Como una tromba pasaba mi 1995. Descubrí a principios de ese año que el cine podía tener con mucho carisma otros modos de narración, y Pulp Fiction de Quentin Tarantino, me sirvió de puente a la búsqueda del arte que conforma el negocio del cine. En verano, Nueba Yol se convierte en el precedente masivo de nuestra naciente fábrica de sueños insular. Euforia nivel Dios me poblaba.
Pero no fue hasta finales de ese año-quizás mi memoria lo quiere ubicar a finales para coronar el tríptico perfecto-cuando caminé con mi amigo Oscar desde la prolongación Tiradentes hasta el Conservatorio Nacional de Música para ver en las Cuevas de Santa Ana a Luis Días junto a Sonia Silvestre.
«Placeres» se llamaba el concierto. Yo, había visto al «Terror» de pequeño, cuando se difundía el que sería considerado oficialmente el primer vídeoclip en nuestro país: «Ay Ombe». Sentí conexión con su lamento. Parecía un tipo cercano. Sin Curly. Sin una Organización Secreta que le amparase.
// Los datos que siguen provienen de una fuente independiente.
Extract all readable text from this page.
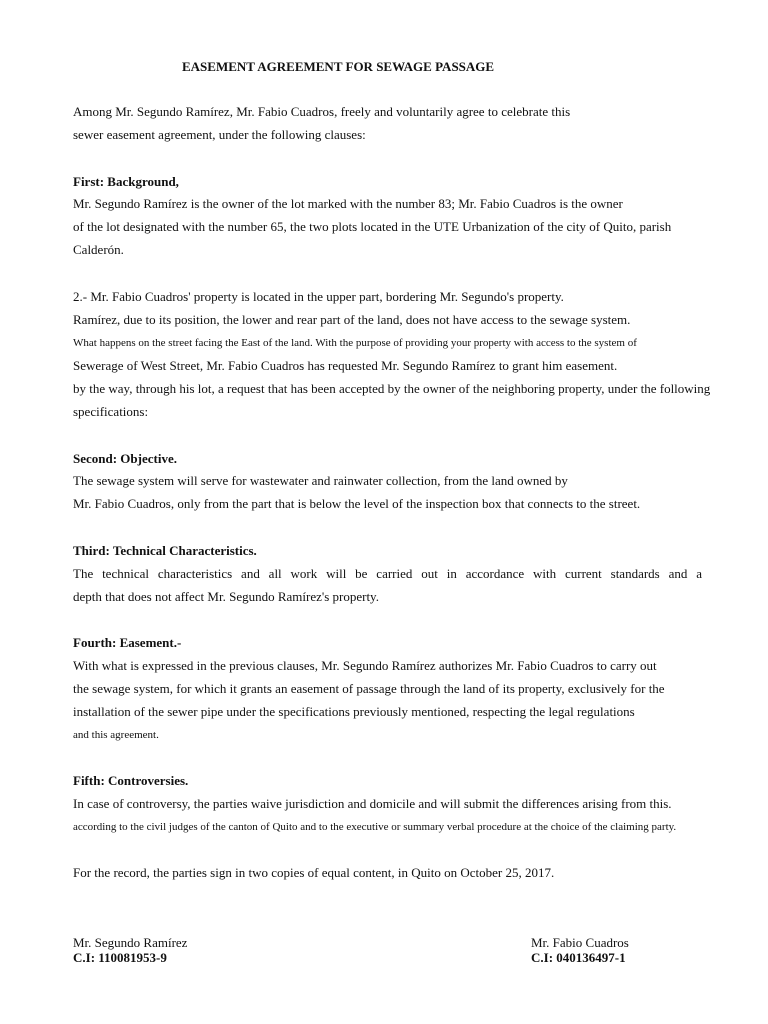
EASEMENT AGREEMENT FOR SEWAGE PASSAGE
Among Mr. Segundo Ramírez, Mr. Fabio Cuadros, freely and voluntarily agree to celebrate this
sewer easement agreement, under the following clauses:
First: Background,
Mr. Segundo Ramírez is the owner of the lot marked with the number 83; Mr. Fabio Cuadros is the owner
of the lot designated with the number 65, the two plots located in the UTE Urbanization of the city of Quito, parish
Calderón.
2.- Mr. Fabio Cuadros' property is located in the upper part, bordering Mr. Segundo's property.
Ramírez, due to its position, the lower and rear part of the land, does not have access to the sewage system.
What happens on the street facing the East of the land. With the purpose of providing your property with access to the system of
Sewerage of West Street, Mr. Fabio Cuadros has requested Mr. Segundo Ramírez to grant him easement.
by the way, through his lot, a request that has been accepted by the owner of the neighboring property, under the following
specifications:
Second: Objective.
The sewage system will serve for wastewater and rainwater collection, from the land owned by
Mr. Fabio Cuadros, only from the part that is below the level of the inspection box that connects to the street.
Third: Technical Characteristics.
The technical characteristics and all work will be carried out in accordance with current standards and a
depth that does not affect Mr. Segundo Ramírez's property.
Fourth: Easement.-
With what is expressed in the previous clauses, Mr. Segundo Ramírez authorizes Mr. Fabio Cuadros to carry out
the sewage system, for which it grants an easement of passage through the land of its property, exclusively for the
installation of the sewer pipe under the specifications previously mentioned, respecting the legal regulations
and this agreement.
Fifth: Controversies.
In case of controversy, the parties waive jurisdiction and domicile and will submit the differences arising from this.
according to the civil judges of the canton of Quito and to the executive or summary verbal procedure at the choice of the claiming party.
For the record, the parties sign in two copies of equal content, in Quito on October 25, 2017.
Mr. Segundo Ramírez
C.I: 110081953-9
Mr. Fabio Cuadros
C.I: 040136497-1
De inmediato, me desviaba a los muñequitos de rigor que sucedían a ese espacio vacío que rellenaba con musicales Teleantillas.
Pubertad y adolescencia en búsqueda de identidades. Por ese campo de batalla y autoengaños, atravesé cualquier tribu urbana. Hasta 1995.
Ese concierto, para mí, fue muy especial: interioricé por primera vez la prosa descarnada de Luis Días. Cómo retrataba a los «malos» dominicanos de la periferia. Bachata y merengue con grajo. Salve, pri prí, gagá y toda nuestra raíz teñida de rock en composición y actitud, hicieron mirarme. No me perdí jamás en traslación.